Overview#
The NVIDIA Cloud Native Service Add-on Pack is a set of packaged components for AI Workflows designed to provide the basic functionalities required for enterprise deployments of AI applications on Kubernetes-based infrastructure.
Currently, the following variants of K8S deployments and integrations are available:
More information about the specific platforms that the add-on pack supports can be found in the platform-specific sections of the document, linked above.
The packaged components in the add-on pack include implementation examples for authentication, monitoring, reporting, and load balancing, that can be used as-is, or customized and connected to your own environment.
These examples follow general guidelines for enterprise production requirements and serve as standards compatible with NVIDIA’s AI frameworks for building and deploying AI solutions as microservices.

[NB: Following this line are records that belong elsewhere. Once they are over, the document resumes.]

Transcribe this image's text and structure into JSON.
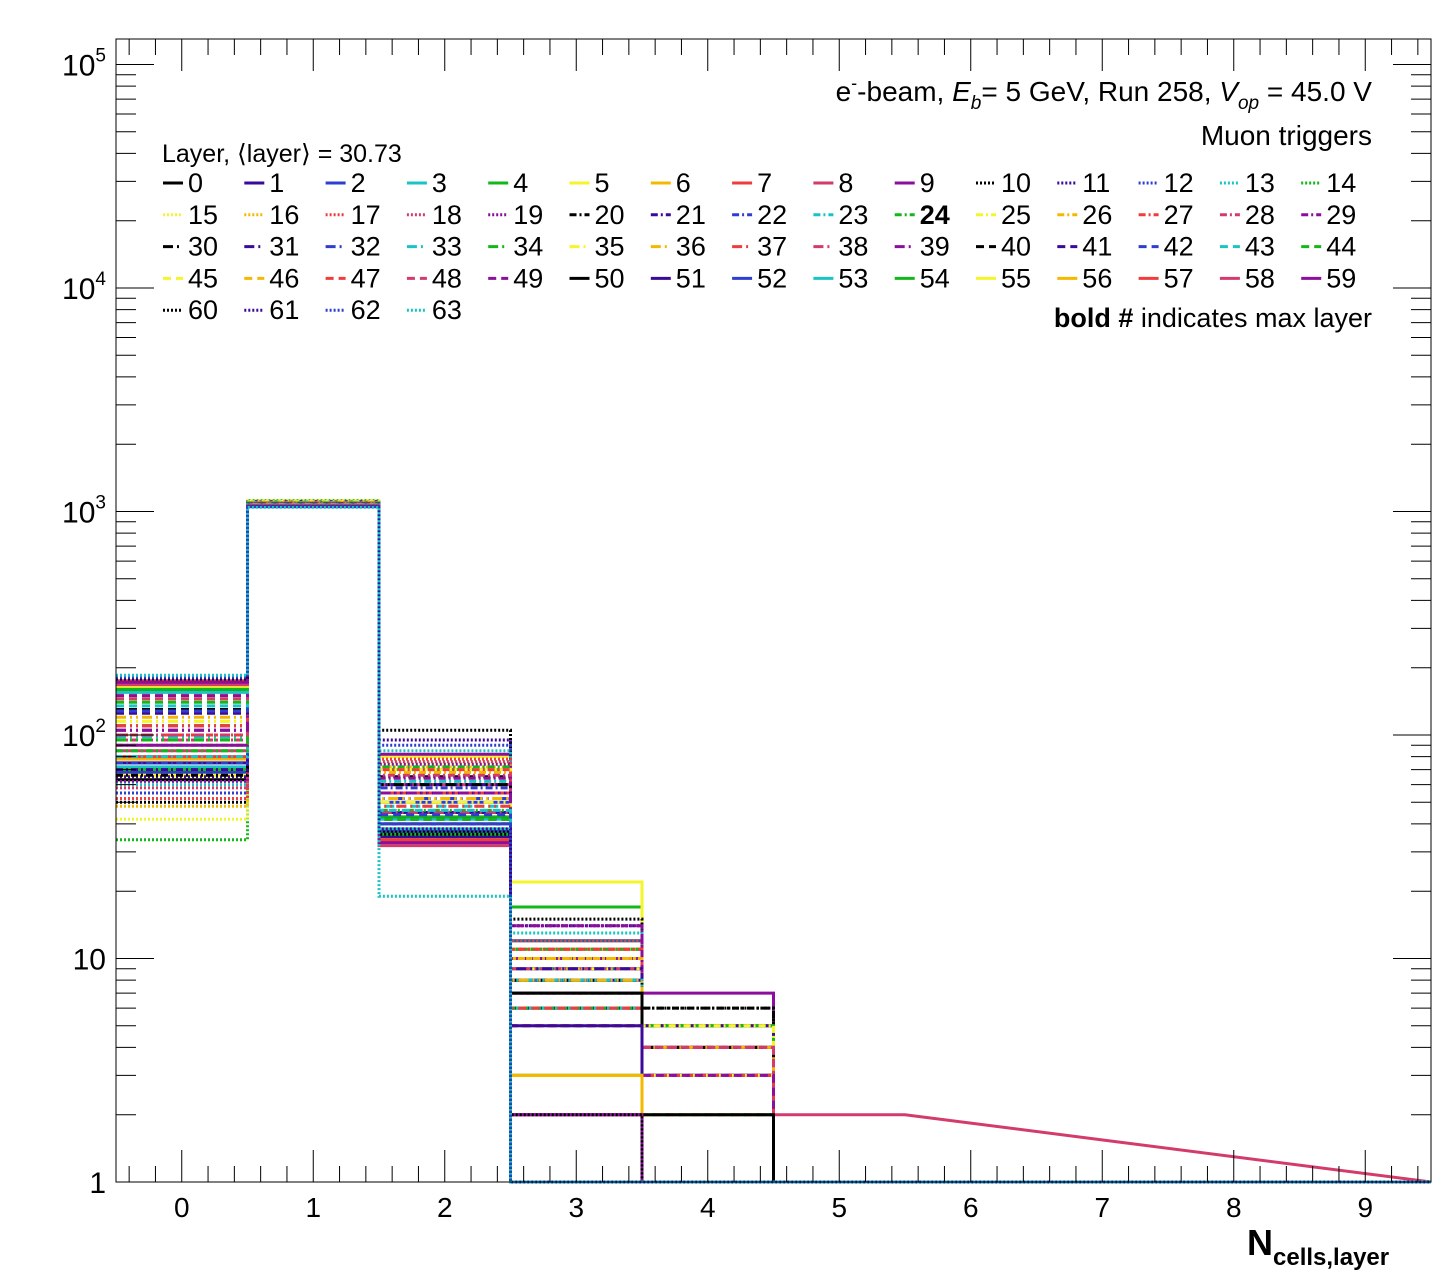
{
  "chart_data": {
    "type": "histogram-step",
    "header": {
      "line1_prefix": "e",
      "line1_sup": "-",
      "line1_mid": "-beam, ",
      "eb_symbol": "E",
      "eb_sub": "b",
      "eb_value": "= 5 GeV, Run 258, ",
      "vop_symbol": "V",
      "vop_sub": "op",
      "vop_value": " = 45.0 V",
      "line2": "Muon triggers"
    },
    "legend_title": "Layer, ⟨layer⟩ = 30.73",
    "legend_note_bold": "bold #",
    "legend_note_rest": " indicates max layer",
    "max_layer": 24,
    "xlabel_main": "N",
    "xlabel_sub": "cells,layer",
    "x_ticks": [
      "0",
      "1",
      "2",
      "3",
      "4",
      "5",
      "6",
      "7",
      "8",
      "9"
    ],
    "y_ticks": [
      {
        "value": 1,
        "base": "1",
        "exp": ""
      },
      {
        "value": 10,
        "base": "10",
        "exp": ""
      },
      {
        "value": 100,
        "base": "10",
        "exp": "2"
      },
      {
        "value": 1000,
        "base": "10",
        "exp": "3"
      },
      {
        "value": 10000,
        "base": "10",
        "exp": "4"
      },
      {
        "value": 100000,
        "base": "10",
        "exp": "5"
      }
    ],
    "xlim": [
      -0.5,
      9.5
    ],
    "ylim": [
      1,
      130000
    ],
    "log_y": true,
    "palette": [
      "#000000",
      "#3a0a9a",
      "#2e3ed1",
      "#19c4c4",
      "#12b81a",
      "#f5f52a",
      "#f5b800",
      "#f03c3c",
      "#d33b6a",
      "#8b0e9c"
    ],
    "layers": [
      {
        "name": "0",
        "values": [
          63,
          1100,
          40,
          0,
          0,
          0
        ]
      },
      {
        "name": "1",
        "values": [
          75,
          1090,
          45,
          8,
          0,
          0
        ]
      },
      {
        "name": "2",
        "values": [
          68,
          1095,
          50,
          10,
          3,
          0
        ]
      },
      {
        "name": "3",
        "values": [
          72,
          1085,
          42,
          9,
          0,
          0
        ]
      },
      {
        "name": "4",
        "values": [
          70,
          1100,
          43,
          17,
          0,
          0
        ]
      },
      {
        "name": "5",
        "values": [
          66,
          1105,
          80,
          22,
          5,
          0
        ]
      },
      {
        "name": "6",
        "values": [
          78,
          1090,
          60,
          10,
          0,
          0
        ]
      },
      {
        "name": "7",
        "values": [
          80,
          1095,
          55,
          11,
          4,
          0
        ]
      },
      {
        "name": "8",
        "values": [
          85,
          1100,
          60,
          12,
          0,
          2
        ]
      },
      {
        "name": "9",
        "values": [
          90,
          1080,
          82,
          10,
          7,
          0
        ]
      },
      {
        "name": "10",
        "values": [
          50,
          1110,
          105,
          15,
          6,
          0
        ]
      },
      {
        "name": "11",
        "values": [
          65,
          1105,
          95,
          14,
          5,
          0
        ]
      },
      {
        "name": "12",
        "values": [
          55,
          1100,
          90,
          12,
          3,
          0
        ]
      },
      {
        "name": "13",
        "values": [
          60,
          1110,
          85,
          13,
          4,
          0
        ]
      },
      {
        "name": "14",
        "values": [
          34,
          1120,
          70,
          12,
          3,
          0
        ]
      },
      {
        "name": "15",
        "values": [
          42,
          1115,
          75,
          11,
          0,
          0
        ]
      },
      {
        "name": "16",
        "values": [
          48,
          1110,
          72,
          10,
          5,
          0
        ]
      },
      {
        "name": "17",
        "values": [
          52,
          1105,
          78,
          11,
          5,
          0
        ]
      },
      {
        "name": "18",
        "values": [
          58,
          1100,
          76,
          12,
          4,
          0
        ]
      },
      {
        "name": "19",
        "values": [
          62,
          1095,
          74,
          14,
          3,
          0
        ]
      },
      {
        "name": "20",
        "values": [
          66,
          1100,
          65,
          9,
          6,
          0
        ]
      },
      {
        "name": "21",
        "values": [
          70,
          1105,
          60,
          8,
          5,
          0
        ]
      },
      {
        "name": "22",
        "values": [
          75,
          1095,
          58,
          9,
          4,
          0
        ]
      },
      {
        "name": "23",
        "values": [
          80,
          1090,
          62,
          8,
          3,
          0
        ]
      },
      {
        "name": "24",
        "values": [
          85,
          1100,
          72,
          11,
          5,
          0
        ]
      },
      {
        "name": "25",
        "values": [
          90,
          1105,
          70,
          9,
          5,
          0
        ]
      },
      {
        "name": "26",
        "values": [
          95,
          1095,
          68,
          10,
          4,
          0
        ]
      },
      {
        "name": "27",
        "values": [
          100,
          1090,
          70,
          11,
          4,
          0
        ]
      },
      {
        "name": "28",
        "values": [
          95,
          1085,
          66,
          9,
          4,
          0
        ]
      },
      {
        "name": "29",
        "values": [
          90,
          1090,
          64,
          14,
          3,
          0
        ]
      },
      {
        "name": "30",
        "values": [
          110,
          1080,
          60,
          8,
          4,
          0
        ]
      },
      {
        "name": "31",
        "values": [
          105,
          1085,
          55,
          9,
          3,
          0
        ]
      },
      {
        "name": "32",
        "values": [
          100,
          1090,
          52,
          8,
          4,
          0
        ]
      },
      {
        "name": "33",
        "values": [
          98,
          1095,
          48,
          8,
          3,
          0
        ]
      },
      {
        "name": "34",
        "values": [
          95,
          1090,
          46,
          7,
          0,
          0
        ]
      },
      {
        "name": "35",
        "values": [
          115,
          1085,
          50,
          7,
          3,
          0
        ]
      },
      {
        "name": "36",
        "values": [
          120,
          1080,
          52,
          8,
          4,
          0
        ]
      },
      {
        "name": "37",
        "values": [
          110,
          1090,
          48,
          7,
          3,
          0
        ]
      },
      {
        "name": "38",
        "values": [
          100,
          1085,
          45,
          6,
          4,
          0
        ]
      },
      {
        "name": "39",
        "values": [
          105,
          1080,
          55,
          7,
          3,
          0
        ]
      },
      {
        "name": "40",
        "values": [
          130,
          1075,
          40,
          6,
          2,
          0
        ]
      },
      {
        "name": "41",
        "values": [
          125,
          1080,
          42,
          6,
          3,
          0
        ]
      },
      {
        "name": "42",
        "values": [
          128,
          1070,
          44,
          7,
          3,
          0
        ]
      },
      {
        "name": "43",
        "values": [
          135,
          1075,
          46,
          6,
          3,
          0
        ]
      },
      {
        "name": "44",
        "values": [
          140,
          1070,
          42,
          6,
          2,
          0
        ]
      },
      {
        "name": "45",
        "values": [
          145,
          1065,
          40,
          5,
          3,
          0
        ]
      },
      {
        "name": "46",
        "values": [
          150,
          1070,
          38,
          5,
          2,
          0
        ]
      },
      {
        "name": "47",
        "values": [
          155,
          1065,
          36,
          6,
          3,
          0
        ]
      },
      {
        "name": "48",
        "values": [
          145,
          1060,
          35,
          5,
          4,
          0
        ]
      },
      {
        "name": "49",
        "values": [
          150,
          1065,
          34,
          5,
          3,
          0
        ]
      },
      {
        "name": "50",
        "values": [
          160,
          1060,
          37,
          7,
          2,
          0
        ]
      },
      {
        "name": "51",
        "values": [
          170,
          1055,
          35,
          5,
          0,
          0
        ]
      },
      {
        "name": "52",
        "values": [
          165,
          1060,
          40,
          3,
          0,
          0
        ]
      },
      {
        "name": "53",
        "values": [
          155,
          1065,
          38,
          3,
          0,
          0
        ]
      },
      {
        "name": "54",
        "values": [
          160,
          1060,
          36,
          3,
          0,
          0
        ]
      },
      {
        "name": "55",
        "values": [
          165,
          1055,
          34,
          3,
          0,
          0
        ]
      },
      {
        "name": "56",
        "values": [
          170,
          1060,
          33,
          3,
          0,
          0
        ]
      },
      {
        "name": "57",
        "values": [
          175,
          1055,
          34,
          2,
          0,
          0
        ]
      },
      {
        "name": "58",
        "values": [
          168,
          1060,
          32,
          2,
          0,
          0
        ]
      },
      {
        "name": "59",
        "values": [
          172,
          1055,
          33,
          2,
          0,
          0
        ]
      },
      {
        "name": "60",
        "values": [
          178,
          1050,
          36,
          2,
          0,
          0
        ]
      },
      {
        "name": "61",
        "values": [
          180,
          1055,
          38,
          0,
          0,
          0
        ]
      },
      {
        "name": "62",
        "values": [
          182,
          1050,
          37,
          0,
          0,
          0
        ]
      },
      {
        "name": "63",
        "values": [
          185,
          1045,
          19,
          0,
          0,
          0
        ]
      }
    ]
  }
}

The guidelines generally fall within the following categories:
Deployment and Orchestration
OCI-Compliant Container Images
Liveness/Readiness/Startup Probes
Security and Vulnerability Scanning/Patching
Security
OIDC/OAuth2 User Authentication
External Secrets Management
Secure API Endpoints
Networking
Ingress Control
Proxy Sidecar
Logging and Reporting
Open Telemetry Protocol (OTLP) monitoring
OTLP support within application containers
Log Aggregation
AI Workflows also include the AI framework specific to your use case, which is delivered as an OCI-compliant base container image. The following graphic illustrates the additional opinionated components which are included within NVIDIA AI Workflows to meet the above guideline requirements:
- Keycloak
Standard OIDC/OAuth2 provider to provide user management and authentication. It is an open-source identity provider that is OIDC/OAuth2 compliant and can also integrate with other identity providers, allowing the customer to connect their existing environments into the Workflows with minimal additional development.
- Cert-Manager
Cert Manager has been deployed with a custom Certificate Authority set up to generate/rotate HTTPS certs used by applications and AI Workflow components
- Trust Manager
Trust Manager is deployed for injecting the Certificate Authority public key into AI Workflow or application namespaces
- Ingress Controller
An HAProxy ingress controller is deployed with a wildcard DNS certificate to manage access to the services deployed within the cluster.
- Prometheus
A Prometheus operator and a centralized Prometheus service have been deployed on the cluster to scrape and pull metrics from the application services and provide an OTLP-compliant monitoring system and database.
- Grafana
A Grafana operator and a centralized Grafana service is deployed and can be used to create and host dashboards visualizing the appropriate metrics and monitoring data for the particular use case or AI Workflow. The centralized Grafana service is connected to the centralized Prometheus server by default.
- Postgres Operator
The Postgres Operator from CrunchyDB has been deployed for creating relational databases. One Postgres database is instantiated and is used to back Keycloak.
- Elastic Operator
The Elastic Operator for ElasticSearch, Kibana, and other Elastic tools has been deployed on the cluster. No elastic services are configured out of the box but can be leveraged by applications or AI Workflows if needed.
Note
Each user is responsible for checking the content and the applicable licenses of third party software and determining if they are suitable for the intended use.